A shortage of stock and continued demand has seen clearance rates remain strong in Sydney during the latest round of lockdown restrictions. 
 
Troy Malcolm, LJ Hooker Group Head of Sales, said the transition to online auctions has been smoother than previous lockdowns with increased buyer confidence and easy-to-use technology. While this does require bidders to go online and pre-register – including uploading documentation - it is a straightforward process. 
 
“If you have used an e-commerce site to purchase a pair of shoes or your groceries then you would definitely be able to use the platforms, they have made them extremely user-friendly,” he said. 
 
“We’ve focused on two key components – communication and accessibility. Agents are being more involved with the buyers, checking in with them two or three times a week to make sure they have all the information they need to be able to make a bid.  
 
“Auctioneers are also speaking to buyers and coaching them through the process, while the platforms have also helped out a lot.”
 
Mr Malcolm, who is also an auctioneer, said it is comforting to know buyers are now accustomed to the process.

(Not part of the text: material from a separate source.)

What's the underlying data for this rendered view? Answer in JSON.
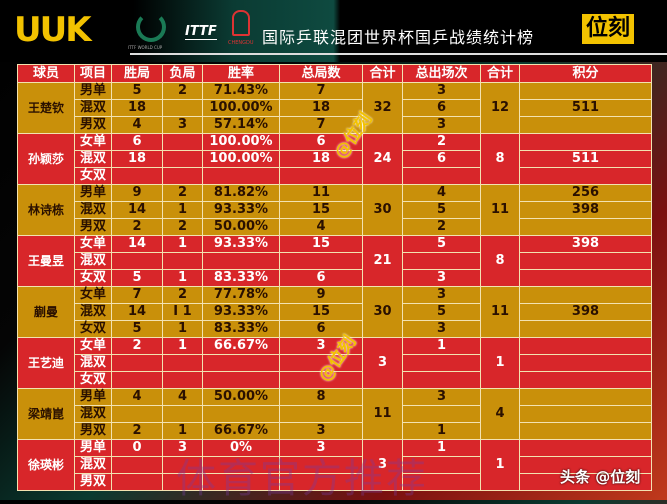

While nothing beats the emotion of a live auction, the improved technology is not holding back buyers from competitively bidding.
 
Recent results include 20 Derwent Street, Mt Druitt, a 1150sqm property which set a new suburb record when it attracted 32 online bidders and sold for $1.92m – which was $520,000 above the owner’s reserve through Sid Elias and Mac Honkisz of LJ Hooker Colyton | St Clair.
 
The process of an online auction is almost identical to being in-person – auctioneers cover important information and legalities such as terms and conditions, registered bidders are given a number and there can even be online spectators.
 
However, requests for property appraisals have been high during lockdown indicating a strong back end to the year. There has also been an increase in vendors looking to sell off-market or via a pre-market campaign. Current low stock levels could make selling now more attractive with less competition than spring.
 
Online auctions are anticipated to remain popular in the post-COVID19 world as technology continues to evolve.
 
“This is a great tool moving forward - it is going to provide a hybrid approach so if you have buyers overseas or interstate, they can use the digital platform and they compete against the buyers that are present,” Mr Malcolm said.